Dahlman T C, Hellgren M S, Blombäck M
Department of Obstetrics and Gynecology, Karolinska Hospital, Stockholm, Sweden.
Am J Obstet Gynecol. 1989 Aug;161(2):420-5. doi: 10.1016/0002-9378(89)90535-8.
Twenty-six pregnant women were given prophylactic heparin treatment because of previous thromboembolic complications. The mean duration of treatment was 25 weeks (range, 6 to 32 weeks). The amount of heparin was adjusted to a plasma concentration of 0.08 to 0.15 IU/ml, measured as anti-factor Xa activity. This effect was compared with that on activated partial thromboplastin time. The average dose was 16,400 IU/24 hours or 225 IU/kg of body weight per 24 hours. When the plasma concentration was within the stipulated range, the dose was 234 IU/kg of body weight/24 hours. No significant prolongation of activated partial thromboplastin time was found in two thirds of the samples. Blood coagulation was either not activated or only slightly activated, as verified by a low level of fibrinopeptide A. Platelet counts and antithrombin III levels were generally not depressed. No thromboembolic complications occurred during the pregnancies or puerperium. Bleeding during delivery was not increased. No fractures of the spine caused by osteoporosis were found on radiologic examination post partum.

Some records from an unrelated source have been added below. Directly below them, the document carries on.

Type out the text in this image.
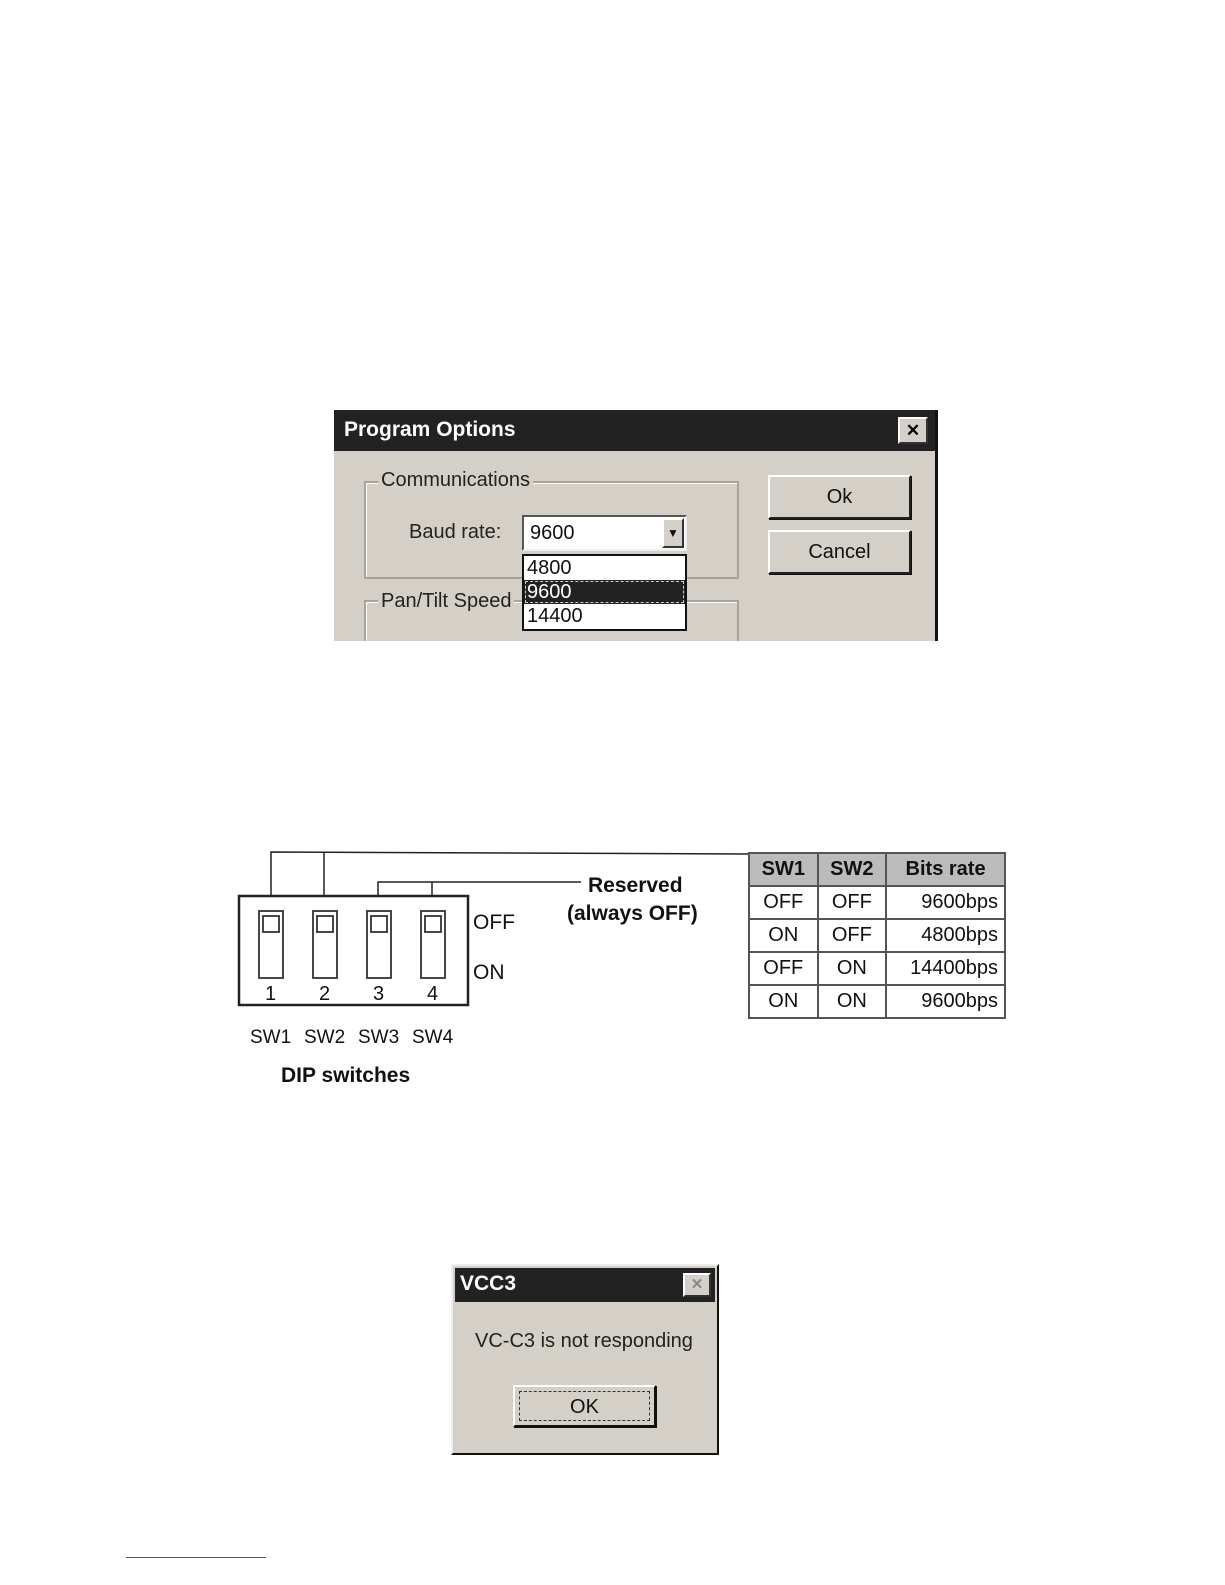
Program Options	✕
Communications
Baud rate: 9600	▼
Pan/Tilt Speed
4800
9600
14400
Ok
Cancel
1 2 3 4
OFF
ON
SW1 SW2 SW3 SW4
DIP switches
Reserved
(always OFF)
SW1	SW2	Bits rate
OFF	OFF	9600bps
ON	OFF	4800bps
OFF	ON	14400bps
ON	ON	9600bps
VCC3	✕
VC-C3 is not responding
OK
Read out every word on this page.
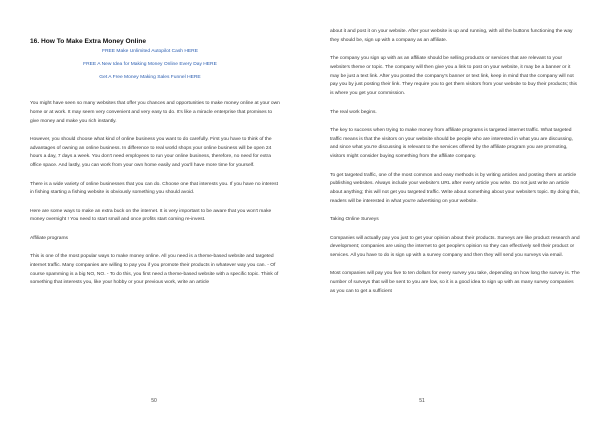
16. How To Make Extra Money Online
FREE Make Unlimited Autopilot Cash HERE
FREE A New Idea for Making Money Online Every Day HERE
Get A Free Money Making Sales Funnel HERE

You might have seen so many websites that offer you chances and opportunities to make money online at your own home or at work. It may seem very convenient and very easy to do. It's like a miracle enterprise that promises to give money and make you rich instantly.

However, you should choose what kind of online business you want to do carefully. First you have to think of the advantages of owning an online business. In difference to real world shops your online business will be open 24 hours a day, 7 days a week. You don't need employees to run your online business, therefore, no need for extra office space. And lastly, you can work from your own home easily and you'll have more time for yourself.

There is a wide variety of online businesses that you can do. Choose one that interests you. If you have no interest in fishing starting a fishing website is obviously something you should avoid.

Here are some ways to make an extra buck on the internet. It is very important to be aware that you won't make money overnight ! You need to start small and once profits start coming re-invest.

Affiliate programs

This is one of the most popular ways to make money online. All you need is a theme-based website and targeted internet traffic. Many companies are willing to pay you if you promote their products in whatever way you can. - Of course spamming is a big NO, NO. - To do this, you first need a theme-based website with a specific topic. Think of something that interests you, like your hobby or your previous work, write an article

50

about it and post it on your website. After your website is up and running, with all the buttons functioning the way they should be, sign up with a company as an affiliate.

The company you sign up with as an affiliate should be selling products or services that are relevant to your website's theme or topic. The company will then give you a link to post on your website, it may be a banner or it may be just a text link. After you posted the company's banner or text link, keep in mind that the company will not pay you by just posting their link. They require you to get them visitors from your website to buy their products; this is where you get your commission.

The real work begins.

The key to success when trying to make money from affiliate programs is targeted internet traffic. What targeted traffic means is that the visitors on your website should be people who are interested in what you are discussing, and since what you're discussing is relevant to the services offered by the affiliate program you are promoting, visitors might consider buying something from the affiliate company.

To get targeted traffic, one of the most common and easy methods is by writing articles and posting them at article publishing websites. Always include your website's URL after every article you write. Do not just write an article about anything; this will not get you targeted traffic. Write about something about your website's topic. By doing this, readers will be interested in what you're advertising on your website.

Taking Online Surveys

Companies will actually pay you just to get your opinion about their products. Surveys are like product research and development; companies are using the internet to get people's opinion so they can effectively sell their product or services. All you have to do is sign up with a survey company and then they will send you surveys via email.

Most companies will pay you five to ten dollars for every survey you take, depending on how long the survey is. The number of surveys that will be sent to you are low, so it is a good idea to sign up with as many survey companies as you can to get a sufficient

51
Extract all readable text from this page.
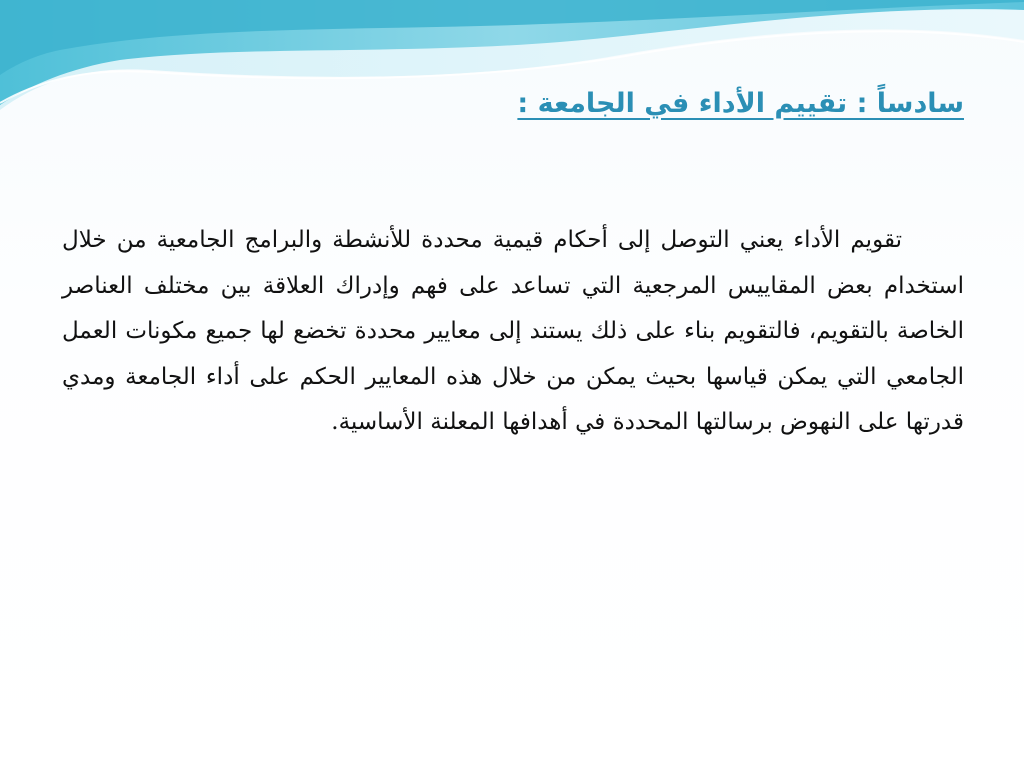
سادساً : تقييم الأداء في الجامعة :
تقويم الأداء يعني التوصل إلى أحكام قيمية محددة للأنشطة والبرامج الجامعية من خلال استخدام بعض المقاييس المرجعية التي تساعد على فهم وإدراك العلاقة بين مختلف العناصر الخاصة بالتقويم، فالتقويم بناء على ذلك يستند إلى معايير محددة تخضع لها جميع مكونات العمل الجامعي التي يمكن قياسها بحيث يمكن من خلال هذه المعايير الحكم على أداء الجامعة ومدي قدرتها على النهوض برسالتها المحددة في أهدافها المعلنة الأساسية.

26名孕妇因既往有血栓栓塞并发症而接受预防性肝素治疗。治疗的平均持续时间为25周(范围为6至32周)。肝素剂量根据抗Xa因子活性测定的血浆浓度调整至0.08至0.15 IU/ml。将此效果与对活化部分凝血活酶时间的影响进行比较。平均剂量为16,400 IU/24小时或每24小时225 IU/kg体重。当血浆浓度在规定范围内时,剂量为234 IU/kg体重/24小时。三分之二的样本未发现活化部分凝血活酶时间有显著延长。纤维蛋白肽A水平较低证实,凝血未被激活或仅轻微激活。血小板计数和抗凝血酶III水平通常未降低。孕期或产褥期未发生血栓栓塞并发症。分娩时出血未增加。产后放射学检查未发现因骨质疏松导致的脊柱骨折。